Any argument which claims to prove that the universe is not temporally infinite would have to explain what is wrong with such a model as the number-line, and it would have to do so without simply making the stipulation “Well, models must can’t be infinite” (since this amounts to simply making the assumption “Well, the universe can’t be temporally infinite”).
Ah, Strinka… you’re the only one who truly understands me.
It doesn’t. I’m not claiming the model I put forth to be one which matches Einsteinian relativity; I’m claiming it’s a model which matches all the premise of the OP’s argument, yet not its conclusion (thus demonstrating the invalidity of that argument).

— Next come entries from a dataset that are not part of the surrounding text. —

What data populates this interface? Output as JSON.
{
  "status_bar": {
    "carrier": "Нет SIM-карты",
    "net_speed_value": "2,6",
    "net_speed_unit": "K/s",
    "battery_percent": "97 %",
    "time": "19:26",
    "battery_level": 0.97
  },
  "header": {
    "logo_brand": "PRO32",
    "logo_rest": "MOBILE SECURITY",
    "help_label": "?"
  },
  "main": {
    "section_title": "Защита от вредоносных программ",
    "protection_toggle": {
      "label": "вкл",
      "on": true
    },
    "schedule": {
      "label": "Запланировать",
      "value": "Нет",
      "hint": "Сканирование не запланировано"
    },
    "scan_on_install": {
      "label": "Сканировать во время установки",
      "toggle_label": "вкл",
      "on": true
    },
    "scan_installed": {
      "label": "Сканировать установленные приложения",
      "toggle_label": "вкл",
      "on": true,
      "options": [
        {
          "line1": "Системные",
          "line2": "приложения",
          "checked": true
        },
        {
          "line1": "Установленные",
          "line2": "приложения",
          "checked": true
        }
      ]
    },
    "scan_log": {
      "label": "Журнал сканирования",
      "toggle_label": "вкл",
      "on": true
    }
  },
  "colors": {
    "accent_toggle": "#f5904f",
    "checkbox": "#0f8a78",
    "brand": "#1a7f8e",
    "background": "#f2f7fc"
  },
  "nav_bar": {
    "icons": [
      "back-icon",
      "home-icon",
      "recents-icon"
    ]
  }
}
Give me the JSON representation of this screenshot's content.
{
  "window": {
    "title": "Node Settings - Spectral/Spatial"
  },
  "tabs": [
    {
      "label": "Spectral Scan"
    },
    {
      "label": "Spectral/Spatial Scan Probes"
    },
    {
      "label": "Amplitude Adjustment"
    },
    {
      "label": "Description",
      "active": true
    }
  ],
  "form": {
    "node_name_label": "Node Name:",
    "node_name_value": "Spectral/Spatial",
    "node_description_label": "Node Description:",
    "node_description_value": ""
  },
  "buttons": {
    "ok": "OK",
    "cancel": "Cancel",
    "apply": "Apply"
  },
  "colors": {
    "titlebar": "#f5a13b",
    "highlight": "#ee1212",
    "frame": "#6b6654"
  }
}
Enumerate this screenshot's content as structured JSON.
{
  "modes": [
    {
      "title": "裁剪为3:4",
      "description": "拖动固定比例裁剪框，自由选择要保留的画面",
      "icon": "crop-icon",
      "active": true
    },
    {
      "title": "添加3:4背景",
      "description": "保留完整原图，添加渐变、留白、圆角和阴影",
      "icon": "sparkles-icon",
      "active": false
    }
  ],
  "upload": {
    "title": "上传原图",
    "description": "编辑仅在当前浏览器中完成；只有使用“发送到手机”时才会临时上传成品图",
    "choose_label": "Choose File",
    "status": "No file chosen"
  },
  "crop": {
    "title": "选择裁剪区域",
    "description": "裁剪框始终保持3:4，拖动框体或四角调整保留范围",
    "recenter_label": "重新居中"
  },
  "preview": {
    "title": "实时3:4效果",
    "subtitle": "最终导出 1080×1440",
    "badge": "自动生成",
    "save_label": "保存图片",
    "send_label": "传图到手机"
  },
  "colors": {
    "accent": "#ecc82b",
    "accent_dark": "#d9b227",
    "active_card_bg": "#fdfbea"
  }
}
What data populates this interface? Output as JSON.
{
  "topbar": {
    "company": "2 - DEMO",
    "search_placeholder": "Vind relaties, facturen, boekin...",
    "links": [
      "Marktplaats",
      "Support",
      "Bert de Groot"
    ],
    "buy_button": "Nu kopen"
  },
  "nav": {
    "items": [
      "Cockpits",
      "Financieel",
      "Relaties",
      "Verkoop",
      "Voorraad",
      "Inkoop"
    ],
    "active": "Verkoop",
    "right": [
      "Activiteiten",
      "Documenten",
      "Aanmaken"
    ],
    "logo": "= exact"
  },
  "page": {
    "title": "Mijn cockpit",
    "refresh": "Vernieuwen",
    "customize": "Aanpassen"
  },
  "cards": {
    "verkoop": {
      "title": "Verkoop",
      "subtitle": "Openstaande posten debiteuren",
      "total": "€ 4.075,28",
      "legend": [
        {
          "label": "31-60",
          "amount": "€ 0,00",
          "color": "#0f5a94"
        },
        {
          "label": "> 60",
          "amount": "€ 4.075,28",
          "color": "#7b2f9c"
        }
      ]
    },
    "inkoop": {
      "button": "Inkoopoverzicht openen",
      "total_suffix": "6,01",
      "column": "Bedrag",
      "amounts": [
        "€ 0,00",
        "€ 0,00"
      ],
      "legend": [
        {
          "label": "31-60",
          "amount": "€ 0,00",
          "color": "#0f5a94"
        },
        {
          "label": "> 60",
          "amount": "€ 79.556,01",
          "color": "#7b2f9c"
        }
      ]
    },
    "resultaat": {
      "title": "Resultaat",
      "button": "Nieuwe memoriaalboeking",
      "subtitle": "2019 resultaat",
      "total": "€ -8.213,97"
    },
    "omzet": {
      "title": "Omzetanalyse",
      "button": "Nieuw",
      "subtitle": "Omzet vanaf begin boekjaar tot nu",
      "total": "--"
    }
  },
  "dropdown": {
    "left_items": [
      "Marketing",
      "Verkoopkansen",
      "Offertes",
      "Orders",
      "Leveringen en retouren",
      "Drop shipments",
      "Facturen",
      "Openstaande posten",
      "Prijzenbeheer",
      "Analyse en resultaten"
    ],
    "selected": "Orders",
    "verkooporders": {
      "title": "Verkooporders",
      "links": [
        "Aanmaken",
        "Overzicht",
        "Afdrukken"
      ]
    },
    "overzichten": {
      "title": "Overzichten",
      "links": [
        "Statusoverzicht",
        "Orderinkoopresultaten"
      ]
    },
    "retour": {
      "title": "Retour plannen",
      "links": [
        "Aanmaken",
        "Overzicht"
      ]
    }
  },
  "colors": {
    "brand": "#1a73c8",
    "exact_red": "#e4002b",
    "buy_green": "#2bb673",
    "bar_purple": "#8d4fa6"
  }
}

OK. I think you’ve got a pretty decent and interesting point you’re trying to make here (notwithstanding the fact that I tend to think that time began with the Big Bang a finite amount of time ago). Basically, as far as I can tell, all CalD has really managed to prove is that if time stretches infinitely into the past, the beginning of time is infinitely long ago. If we accept his offer of a dollar (i.e. that we can define two points in time that are infinitely far apart), there’s no reason we can’t flip it around to the past.
Yeah, the concept of something being prolonged for all of eternity is relatively easy to wrap the mind around (heck, there’s certain construction projects around town that I think have that as a goal). We can just call it never. That’s easy to understand. Saying that I’m never going to get CalD’s dollar is, however, not exactly equivalent to saying that I’m going to get the dollar after an infinite amount of time has passed. And saying that time itself started to exist infinitely long ago isn’t the same as saying that time never started. Our difficulty in conceiving the concept of negative infinity when it comes to time doesn’t make it impossible (although, as noted, I think that the current state of our understanding of the origins of the universe indicate that it actually is impossible).
And here I am still waiting for my dollar. Unfortunately I’m not infinitely old, only 54 earth years. Call me when we reach infinity and if the dollar is worth something as an antiquity maybe I’ll meet you on the street corner.
Sorry if this has been proposed before, but I didn’t want to read the rest of the thread.